7. Innovative health care organizations will explore virtual caregivers.  Labor costs represent the lion’s share of health care organizations’ budgets. To remain financially viable, many organizations are trying to do more with fewer staff. These combined factors are driving innovative health care organizations to explore using virtual staffing clinicians — to augment, not necessarily replace, current clinician staffing levels — using computerized staff and robots.  In the next five years, forward-thinking health care organizations will conduct the necessary research to demonstrate the efficacy and cost-effectiveness of using virtual patient advocates and health coaches, telepresence robotics, and other connected health technologies to extend human clinicians. These technologies will help reconnect patients with their health care providers and care givers.

8. The HIE-enabled, highly functional provider portal will supplant PHR efforts.  Consumer adoption of PHRs has stalled, as evidenced by two IDC Health Insights surveys conducted in 2006 and 2011. In both surveys, only seven percent of respondents reported ever using a PHR and approximately half of them abandoned using their PHR, in part because they didn’t see the value in PHRs or want to spend the time updating them. Meaningful use requirements to provide consumers access to their electronic medical records are driving providers (and EHR vendors) to invest in portal technology. These tethered PHRs reduce the need for patients to manually enter their health information and keep it up to date.  In 2012, patient portals will include PHR-like capabilities, such as health and wellness applications, chronic condition management tools, and mobile device access.

9. Bring your own mobile device will gain popularity, but security risks abound for clinical mobility.  Increasingly, clinicians want to use their own mobile devices. This trend creates additional security concerns because personal devices are harder to manage and security controls are typically not as robust as those found on corporate-provided devices.  CIOs will be pressed to develop policies about who should be allowed to use their own device and should these devices be connected to the network. A bring your own device (BYOD) strategy will require health care organizations to be device agnostic.  The mobile device itself represents the tip of the proverbial clinical mobility iceberg. Over the next three years, the top infrastructure categories for investment will be interoperability, client/desktop virtualization, mobile application software distribution, and application servers for clinical mobility.

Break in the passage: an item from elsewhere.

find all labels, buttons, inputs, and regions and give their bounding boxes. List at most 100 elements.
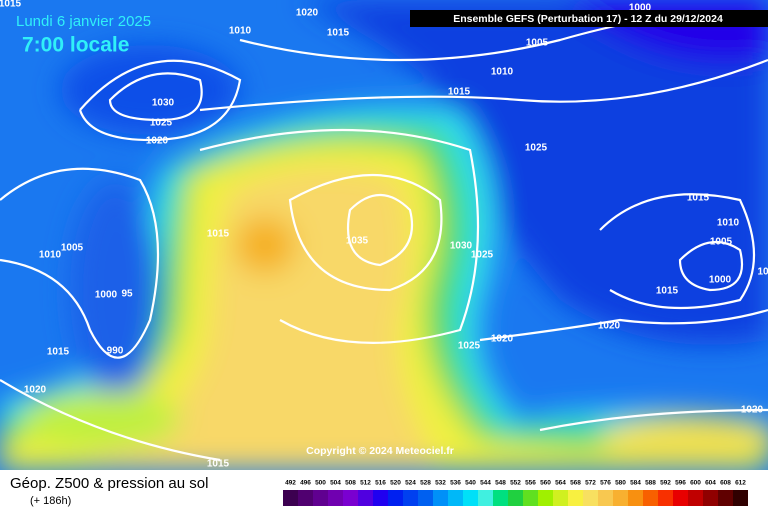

10.  Proliferating self-service technology will result in big data explosion.  The corporate drive to reduce costs by reducing labor costs has led to a “do it yourself” generation.  Increasingly, health care is moving along a similar path. A wide range of devices are available to enable consumers to monitor their vital signs and activities of daily living.  These devices include personal health and fitness devices, medical kiosks, home and body sensors, and mobile devices.  Consumer use of these self-service technologies is just beginning to get traction but will grow as consumers are compelled to take a more role in managing their health and reimbursement models encouraging their use evolve. Ultimately, self-service data collection will result in massive data sets, which will create a market opportunity for cloud computing, data storage, and analytics.
Over the next five years, the industry will make significant investments in health care I.T. including EMR, HIE, and analytics, as well as social and mobile technologies, which are all key enablers to connected health. When effectively deployed, connected health services and technology will enable the transformation of how health care is delivered today from traditional office- and facility-based care settings to the consumer’s home or anywhere on the planet via the consumer’s mobile device. This will be vital to achieving the objectives of health reform — greater access to health care, reduced health care costs, and improved outcomes.